Startups With Listing Plans Waiting For The Storm To Pass
Besides FirstCry, about a dozen other startups have either put their IPO plans on hold or reduced their IPO sizes to cater to the market volatility. For instance, New Delhi-based headphone maker boAt filed for an INR 2,000 Cr IPO with SEBI and is yet to receive a go-ahead from the market regulator. Yet, despite filing the DRHP in January 2022, the D2C startup is reportedly looking to list in the first quarter of 2023, almost after a year.
PharmEasy and MobiKwik have also filed their DRHPs with SEBI last year and have received the final clearance, despite which, the startups have not set a date for the public issue till now, which is likely to delay their IPOs.
Hospitality unicorn OYO too has received in-principle approval from SEBI for its INR 8,430 Cr IPO. The startup will need to file an updated DRHP, but is reportedly mulling slashing the offer by 50%, and has set no date to go public. Ecommerce startup Snapdeal and automobile marketplace Droom, too, filed their respective DRHPs last year and are yet to receive SEBI’s approval. However, neither of the startups is planning to list anytime before Q2 FY23.
While normally companies may be looking at an average timeline of 3-4 months, the above-mentioned startups have easily gone beyond six months since they documented their plans for a public listing.
The startups are right in repositioning themselves for the time when market sentiment improves. But currently, retail investors are not happy with how their investments in the IPOs of startups have panned out.
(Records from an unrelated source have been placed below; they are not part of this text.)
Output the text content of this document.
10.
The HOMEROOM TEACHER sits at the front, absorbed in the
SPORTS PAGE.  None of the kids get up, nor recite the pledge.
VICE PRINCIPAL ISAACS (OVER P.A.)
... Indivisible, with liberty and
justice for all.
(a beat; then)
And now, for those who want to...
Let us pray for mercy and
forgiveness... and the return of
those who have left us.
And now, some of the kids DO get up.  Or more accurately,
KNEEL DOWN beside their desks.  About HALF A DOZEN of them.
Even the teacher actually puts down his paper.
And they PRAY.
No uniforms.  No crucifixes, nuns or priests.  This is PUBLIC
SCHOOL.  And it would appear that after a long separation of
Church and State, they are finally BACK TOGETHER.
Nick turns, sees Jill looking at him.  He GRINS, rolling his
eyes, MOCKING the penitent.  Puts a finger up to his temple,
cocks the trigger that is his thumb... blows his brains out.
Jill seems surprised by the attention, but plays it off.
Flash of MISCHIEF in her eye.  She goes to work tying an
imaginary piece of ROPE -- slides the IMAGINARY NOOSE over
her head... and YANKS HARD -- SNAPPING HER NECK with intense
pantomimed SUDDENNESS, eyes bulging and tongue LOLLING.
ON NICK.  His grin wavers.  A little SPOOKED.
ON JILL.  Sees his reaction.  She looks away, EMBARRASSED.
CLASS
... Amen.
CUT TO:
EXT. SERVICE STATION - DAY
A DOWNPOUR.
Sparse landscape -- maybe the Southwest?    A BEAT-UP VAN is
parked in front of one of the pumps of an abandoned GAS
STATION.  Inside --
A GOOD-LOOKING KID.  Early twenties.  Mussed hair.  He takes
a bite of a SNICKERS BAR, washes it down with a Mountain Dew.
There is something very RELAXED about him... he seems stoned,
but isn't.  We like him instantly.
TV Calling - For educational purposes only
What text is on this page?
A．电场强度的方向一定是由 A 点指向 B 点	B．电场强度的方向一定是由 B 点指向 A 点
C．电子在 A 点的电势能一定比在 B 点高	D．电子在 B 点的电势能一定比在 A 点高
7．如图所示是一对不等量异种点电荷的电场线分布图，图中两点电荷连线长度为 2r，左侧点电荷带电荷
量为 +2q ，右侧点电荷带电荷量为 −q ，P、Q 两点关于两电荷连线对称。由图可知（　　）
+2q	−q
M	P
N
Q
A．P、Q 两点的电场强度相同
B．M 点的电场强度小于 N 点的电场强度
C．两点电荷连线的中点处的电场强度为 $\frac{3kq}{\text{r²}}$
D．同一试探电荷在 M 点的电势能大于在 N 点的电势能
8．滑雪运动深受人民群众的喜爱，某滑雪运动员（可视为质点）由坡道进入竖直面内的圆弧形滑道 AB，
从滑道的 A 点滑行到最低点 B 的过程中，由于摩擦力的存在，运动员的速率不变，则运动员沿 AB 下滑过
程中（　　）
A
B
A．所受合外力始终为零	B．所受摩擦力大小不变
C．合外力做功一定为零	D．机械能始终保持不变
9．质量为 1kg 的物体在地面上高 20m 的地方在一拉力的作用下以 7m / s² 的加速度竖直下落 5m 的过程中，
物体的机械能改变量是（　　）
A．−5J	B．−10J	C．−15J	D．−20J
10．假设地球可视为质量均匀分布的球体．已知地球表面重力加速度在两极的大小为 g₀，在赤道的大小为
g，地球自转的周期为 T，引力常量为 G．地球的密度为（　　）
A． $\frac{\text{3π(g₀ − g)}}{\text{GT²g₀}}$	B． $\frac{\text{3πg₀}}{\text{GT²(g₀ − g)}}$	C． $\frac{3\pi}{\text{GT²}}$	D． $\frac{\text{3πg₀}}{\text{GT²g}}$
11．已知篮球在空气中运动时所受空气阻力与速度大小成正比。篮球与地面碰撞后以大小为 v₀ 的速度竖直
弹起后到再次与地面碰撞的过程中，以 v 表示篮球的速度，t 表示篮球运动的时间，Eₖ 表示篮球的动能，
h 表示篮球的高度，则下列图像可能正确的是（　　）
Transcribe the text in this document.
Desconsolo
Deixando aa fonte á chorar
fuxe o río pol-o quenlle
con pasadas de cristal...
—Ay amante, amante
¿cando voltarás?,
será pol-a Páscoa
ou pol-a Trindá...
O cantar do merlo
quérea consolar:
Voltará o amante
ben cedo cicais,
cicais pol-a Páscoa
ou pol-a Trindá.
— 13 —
With a steep decline in shares of some of these new-age tech startups, or poor debut of others, retail investors have lost a large amount (~40%) of their wealth.
Thus, there have also been demands for stricter regulatory and disclosure norms as startups are very different from matured businesses from the traditional metrics point of view. SEBI is now mulling a new disclosure framework wherein the market regulator may ask tech startups to share details about their valuations, based on the issuance of new shares and also details about key performance indicators (KPIs).